According to the National Institute of Neurological Disorders and Stroke, a division of the National Institutes of Health, shaken baby syndrome is "a type of inflicted traumatic brain injury that happens when a baby is violently shaken. A baby has weak neck muscles and a large, heavy head. Shaking makes the fragile brain bounce back and forth inside the skull and causes bruising, swelling, and bleeding, which can lead to permanent, severe brain damage or death." According to the National Center on Shaken Baby Syndrome, an estimated 1,200 to 1,400 children nationwide are injured or killed by shaking every year.

Ryan, 16, was shaken by a child-care worker when he was 8 weeks old, Sanders said. He cannot talk, has trouble walking and using the toilet and gets frustrated easily because he has such difficulty communicating his thoughts and needs.

Sanders is director of Shaken Baby Prevention. The nonprofit group pays for children with special needs to participate in various activities, such as camping and horseback riding. It has also provided wheelchairs, special needs bicycles and hand rails, she said.

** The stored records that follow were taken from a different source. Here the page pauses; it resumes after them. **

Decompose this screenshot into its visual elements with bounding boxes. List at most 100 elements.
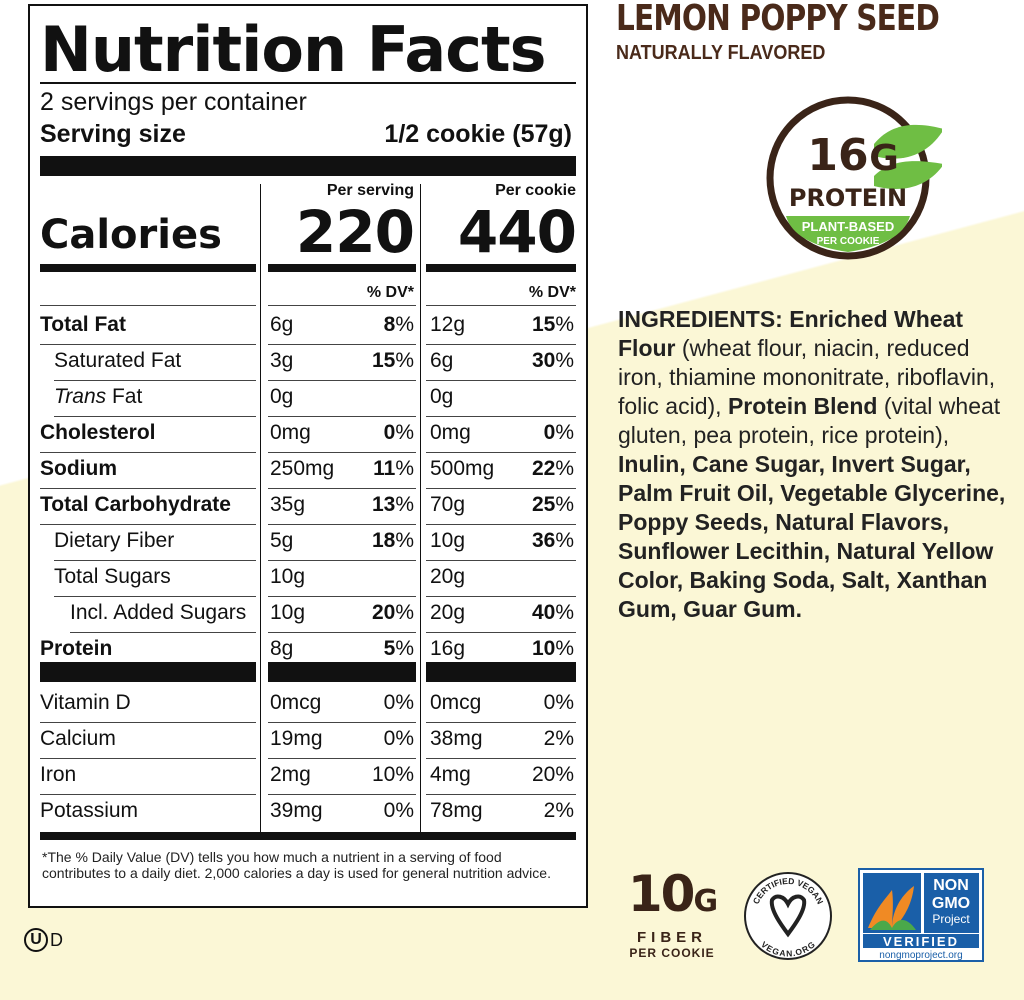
kosher-u-icon: U [24,928,48,952]
amount-per-cookie: 70g [430,493,466,516]
dv-per-cookie: 10% [531,637,574,660]
nutrient-name: Incl. Added Sugars [70,601,247,624]
dv-per-serving: 0% [383,421,414,444]
row-divider [268,452,416,453]
ingredients-list: INGREDIENTS: Enriched Wheat Flour (wheat… [618,305,1008,624]
thick-divider [40,156,576,176]
serving-size-value: 1/2 cookie (57g) [384,120,572,148]
row-divider [54,380,256,381]
nutrient-name: Protein [40,637,113,660]
row-divider [426,722,576,723]
badge-green-band [786,216,910,252]
divider [40,82,576,84]
nutrition-facts-label: Nutrition Facts 2 servings per container… [28,4,588,908]
table-row: Dietary Fiber 5g 18% 10g 36% [30,524,586,560]
calories-divider [40,264,256,272]
dv-per-serving: 5% [383,637,414,660]
table-row: Protein 8g 5% 16g 10% [30,632,586,668]
leaf-icon [870,919,916,930]
row-divider [426,794,576,795]
vegan-ring [744,872,832,960]
row-divider [40,758,256,759]
servings-per-container: 2 servings per container [40,88,307,116]
vitamin-name: Potassium [40,799,139,822]
nutrient-name: Sodium [40,457,117,480]
table-row: Iron 2mg 10% 4mg 20% [30,758,586,794]
dv-per-serving: 8% [383,313,414,336]
per-cookie-label: PER COOKIE [817,236,880,247]
row-divider [426,560,576,561]
nutrient-name: Total Sugars [54,565,171,588]
row-divider [40,452,256,453]
table-row: Sodium 250mg 11% 500mg 22% [30,452,586,488]
row-divider [54,416,256,417]
dv-per-serving: 0% [383,727,414,750]
nongmo-project: Project [932,912,970,926]
row-divider [268,344,416,345]
amount-per-cookie: 78mg [430,799,483,822]
dv-per-cookie: 2% [543,727,574,750]
certified-vegan-badge: CERTIFIED VEGAN VEGAN.ORG [744,872,832,960]
nongmo-gmo: GMO [932,895,970,912]
table-row: Vitamin D 0mcg 0% 0mcg 0% [30,686,586,722]
row-divider [426,488,576,489]
amount-per-serving: 10g [270,601,306,624]
serving-size-label: Serving size [40,120,186,148]
protein-unit: G [869,138,899,179]
per-cookie-header: Per cookie [495,182,576,199]
butterfly-wing-icon [868,890,893,928]
amount-per-serving: 0g [270,385,294,408]
ingredient-bold-segment: Protein Blend [727,393,878,419]
fiber-amount: 10 [627,865,696,923]
calories-label: Calories [40,212,222,258]
amount-per-serving: 0mcg [270,691,322,714]
thick-divider [40,662,256,682]
dv-per-serving: 11% [373,457,414,480]
thick-divider [426,662,576,682]
dv-footnote: *The % Daily Value (DV) tells you how mu… [42,849,551,881]
ingredient-segment: (vital wheat gluten, pea protein, rice p… [618,393,1001,448]
table-row: Total Sugars 10g 20g [30,560,586,596]
nutrient-name: Total Fat [40,313,126,336]
amount-per-cookie: 0mcg [430,691,482,714]
row-divider [426,380,576,381]
amount-per-serving: 35g [270,493,306,516]
dv-per-serving: 13% [371,493,414,516]
row-divider [426,524,576,525]
butterfly-wing-icon [892,886,914,928]
product-subtitle: NATURALLY FLAVORED [616,42,826,64]
ingredient-bold-segment: Inulin, Cane Sugar, Invert Sugar, Palm F… [618,451,1006,622]
dv-per-serving: 0% [383,691,414,714]
plant-based-label: PLANT-BASED [802,219,894,234]
amount-per-cookie: 4mg [430,763,471,786]
thick-divider [268,662,416,682]
table-row: Potassium 39mg 0% 78mg 2% [30,794,586,830]
nutrient-name: Dietary Fiber [54,529,175,552]
product-name: LEMON POPPY SEED [616,0,940,39]
protein-amount: 16 [807,130,868,181]
kosher-symbol: U D [24,928,63,952]
nutrient-name: Trans Fat [54,385,143,408]
vitamin-name: Iron [40,763,77,786]
row-divider [54,560,256,561]
ingredient-segment: (wheat flour, niacin, reduced iron, thia… [618,335,996,419]
vitamin-name: Calcium [40,727,116,750]
row-divider [426,758,576,759]
row-divider [40,794,256,795]
fiber-badge: 10G FIBER PER COOKIE [622,866,722,960]
table-row: Trans Fat 0g 0g [30,380,586,416]
dv-per-cookie: 36% [531,529,574,552]
row-divider [268,758,416,759]
verified-band [863,934,979,948]
fiber-unit: G [693,884,718,919]
dv-per-cookie: 15% [531,313,574,336]
row-divider [268,632,416,633]
amount-per-serving: 10g [270,565,306,588]
amount-per-cookie: 10g [430,529,466,552]
vegan-heart-icon [769,894,807,938]
vitamin-name: Vitamin D [40,691,131,714]
leaf-icon [874,161,942,189]
amount-per-cookie: 20g [430,565,466,588]
dv-per-serving: 15% [371,349,414,372]
row-divider [54,596,256,597]
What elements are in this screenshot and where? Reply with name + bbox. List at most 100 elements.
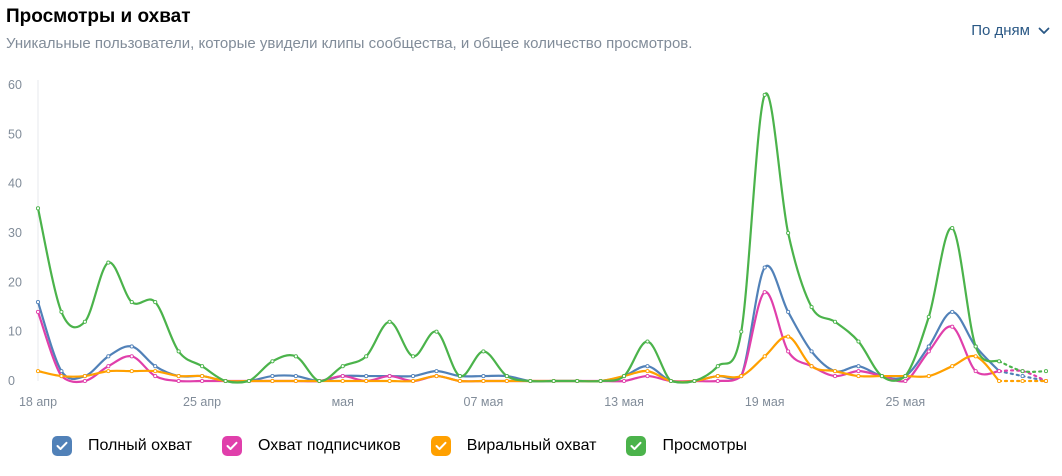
views-point [645,339,650,344]
x-tick-label: мая [332,395,354,409]
viral-reach-point [786,334,791,339]
y-tick-label: 40 [8,177,22,191]
checkbox-icon[interactable] [430,436,451,456]
legend-label: Виральный охват [466,437,597,454]
views-point [82,319,87,324]
views-point [293,354,298,359]
views-point [153,300,158,305]
x-tick-label: 18 апр [19,395,57,409]
viral-reach-point [59,374,64,379]
legend-item[interactable]: Полный охват [52,436,192,456]
period-label: По дням [971,22,1030,39]
views-point [364,354,369,359]
full-reach-point [129,344,134,349]
views-point [762,92,767,97]
y-tick-label: 50 [8,127,22,141]
legend-item[interactable]: Охват подписчиков [222,436,401,456]
chevron-down-icon [1038,27,1050,34]
full-reach-point [364,374,369,379]
legend-label: Полный охват [88,437,193,454]
full-reach-point [786,309,791,314]
x-tick-label: 07 мая [464,395,504,409]
viral-reach-point [293,378,298,384]
subscriber-reach-point [903,378,908,384]
y-tick-label: 10 [8,325,22,339]
views-point [598,378,603,384]
subscriber-reach-point [153,374,158,379]
viral-reach-point [35,369,41,374]
views-point [317,378,322,384]
check-icon [56,441,68,450]
views-point [692,378,697,384]
views-point [176,349,181,354]
views-point [106,260,111,265]
checkbox-icon[interactable] [626,436,647,456]
viral-reach-point [387,378,392,384]
full-reach-point [434,369,439,374]
x-tick-label: 13 мая [604,395,644,409]
subscriber-reach-point [200,378,205,384]
subscriber-reach-point [387,374,392,379]
full-reach-point [856,364,861,369]
viral-reach-point [340,378,345,384]
full-reach-point [293,374,298,379]
subscriber-reach-point [82,378,87,384]
views-point [950,226,955,231]
subscriber-reach-point [973,369,978,374]
views-point [434,329,439,334]
full-reach-point [153,364,158,369]
views-point [739,329,744,334]
full-reach-point [270,374,275,379]
legend-label: Охват подписчиков [258,437,401,454]
views-point [903,374,908,379]
viral-reach-point [504,378,509,384]
full-reach-point [762,265,767,270]
legend-item[interactable]: Просмотры [626,436,747,456]
full-reach-point [35,300,41,305]
legend-item[interactable]: Виральный охват [430,436,597,456]
viral-reach-point [1043,378,1049,384]
views-point [387,319,392,324]
chart-legend: Полный охват Охват подписчиков Виральный о… [52,436,777,456]
views-point [879,374,884,379]
views-point [270,359,275,364]
subscriber-reach-point [832,374,838,379]
views-point [411,354,416,359]
viral-reach-point [832,369,838,374]
views-point [832,319,838,324]
chart-title: Просмотры и охват [6,6,191,27]
views-point [129,300,134,305]
viral-reach-point [1020,378,1025,384]
views-point [223,378,228,384]
views-point [973,344,978,349]
full-reach-point [411,374,416,379]
viral-reach-point [153,369,158,374]
checkbox-icon[interactable] [52,436,72,456]
viral-reach-point [129,369,134,374]
check-icon [226,441,238,450]
subscriber-reach-point [129,354,134,359]
viral-reach-point [200,374,205,379]
views-point [457,374,463,379]
legend-label: Просмотры [662,437,748,454]
subscriber-reach-point [856,369,861,374]
viral-reach-point [645,369,650,374]
views-point [551,378,556,384]
x-tick-label: 25 апр [183,395,221,409]
checkbox-icon[interactable] [222,436,243,456]
views-point [246,378,252,384]
viral-reach-line [36,335,1001,384]
views-point [1020,369,1025,374]
viral-reach-point [176,374,181,379]
viral-reach-point [926,374,931,379]
viral-reach-point [715,374,720,379]
views-point [997,359,1002,364]
subscriber-reach-point [997,369,1002,374]
period-selector[interactable]: По дням [971,22,1050,39]
x-tick-label: 25 мая [885,395,925,409]
subscriber-reach-point [786,349,791,354]
subscriber-reach-point [35,309,41,314]
views-point [59,309,64,314]
views-point [668,378,673,384]
full-reach-line [36,264,1001,384]
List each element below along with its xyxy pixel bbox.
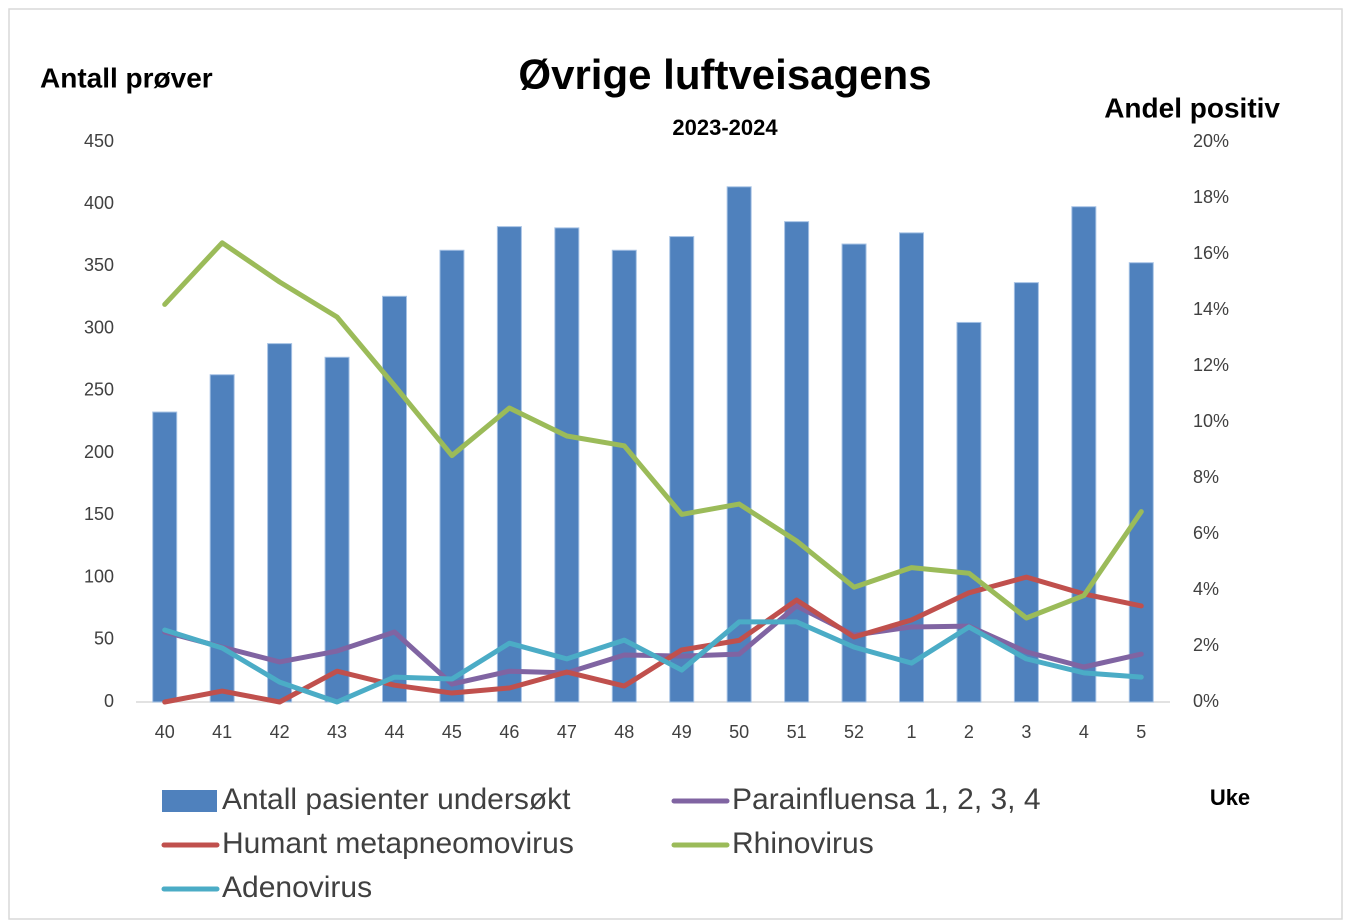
y2-tick-label: 14% [1193,299,1229,319]
x-tick-label: 40 [155,722,175,742]
y-tick-label: 250 [84,380,114,400]
line-series [162,619,1144,705]
x-tick-label: 52 [844,722,864,742]
bar [784,221,810,703]
y2-tick-label: 20% [1193,131,1229,151]
x-tick-label: 51 [787,722,807,742]
x-tick-label: 1 [906,722,916,742]
y2-tick-label: 6% [1193,523,1219,543]
legend-label: Humant metapneomovirus [222,827,574,860]
bar [496,226,522,703]
y-tick-label: 0 [104,691,114,711]
y-tick-label: 50 [94,629,114,649]
bar [611,249,637,703]
y2-tick-label: 16% [1193,243,1229,263]
bar [439,249,465,703]
chart-title: Øvrige luftveisagens [518,51,931,98]
legend-swatch [162,790,217,812]
x-tick-label: 49 [672,722,692,742]
y-tick-label: 100 [84,566,114,586]
x-tick-label: 41 [212,722,232,742]
y2-axis-label: Andel positiv [1104,92,1280,123]
bar [554,227,580,703]
y2-tick-label: 18% [1193,187,1229,207]
x-tick-label: 46 [499,722,519,742]
y2-tick-label: 2% [1193,635,1219,655]
x-tick-label: 47 [557,722,577,742]
bar [899,232,924,703]
bar [152,411,178,703]
bar [1071,206,1097,703]
x-tick-label: 5 [1136,722,1146,742]
y-tick-label: 300 [84,317,114,337]
x-tick-label: 45 [442,722,462,742]
y-tick-label: 350 [84,255,114,275]
y-tick-label: 450 [84,131,114,151]
y-tick-label: 150 [84,504,114,524]
y2-tick-label: 12% [1193,355,1229,375]
x-tick-label: 2 [964,722,974,742]
bar [267,343,293,703]
x-tick-label: 43 [327,722,347,742]
x-tick-label: 3 [1021,722,1031,742]
line-series [162,574,1144,705]
bar [726,186,752,703]
legend-label: Adenovirus [222,871,372,904]
y-tick-label: 200 [84,442,114,462]
x-tick-label: 48 [614,722,634,742]
y2-tick-label: 0% [1193,691,1219,711]
bar [669,236,695,703]
bar [956,321,982,703]
x-tick-label: 44 [384,722,404,742]
legend-label: Rhinovirus [732,827,874,860]
bar [1013,282,1039,703]
bar [841,243,867,703]
bar [1128,262,1154,703]
y-tick-label: 400 [84,193,114,213]
y2-tick-label: 8% [1193,467,1219,487]
y-axis-label: Antall prøver [40,62,213,93]
x-tick-label: 50 [729,722,749,742]
x-tick-label: 42 [270,722,290,742]
legend-label: Antall pasienter undersøkt [222,783,571,816]
line-series [162,240,1144,621]
x-tick-label: 4 [1079,722,1089,742]
x-axis-label: Uke [1210,785,1250,810]
legend-label: Parainfluensa 1, 2, 3, 4 [732,783,1041,816]
y2-tick-label: 10% [1193,411,1229,431]
y2-tick-label: 4% [1193,579,1219,599]
chart-subtitle: 2023-2024 [672,115,778,140]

Sanders began running shaken baby syndrome awareness ads in 1999, first on billboards. The campaign has expanded to include buses and restaurant tabletops.

"I try to think of something different and big every year," Sanders said.

The bus ads promote Sanders's Web site, http://www.sbsprevention.com, and are sponsored by Manassas Park-based Shred-A-File Systems. They will appear on 10 OmniLink buses in Virginia, 20 Metrobuses in the District and 40 buses each in New York, Los Angeles and Chicago, she said. She aims to take the ads to the United Kingdom in the fall.

As Sanders's ad campaign has developed over the years, so have Ryan's needs. These days, Sanders is most concerned with preparing him for adult life. He has undergone several growth spurts, weighs about 150 pounds and has become strong, which can make him more difficult to handle when he gets upset. Ryan is learning sign language, but the process is slow-going, sometimes taking a year to learn a single sign, she said.

"Everything with him takes a really long time," Sanders said. "We have to be extra patient."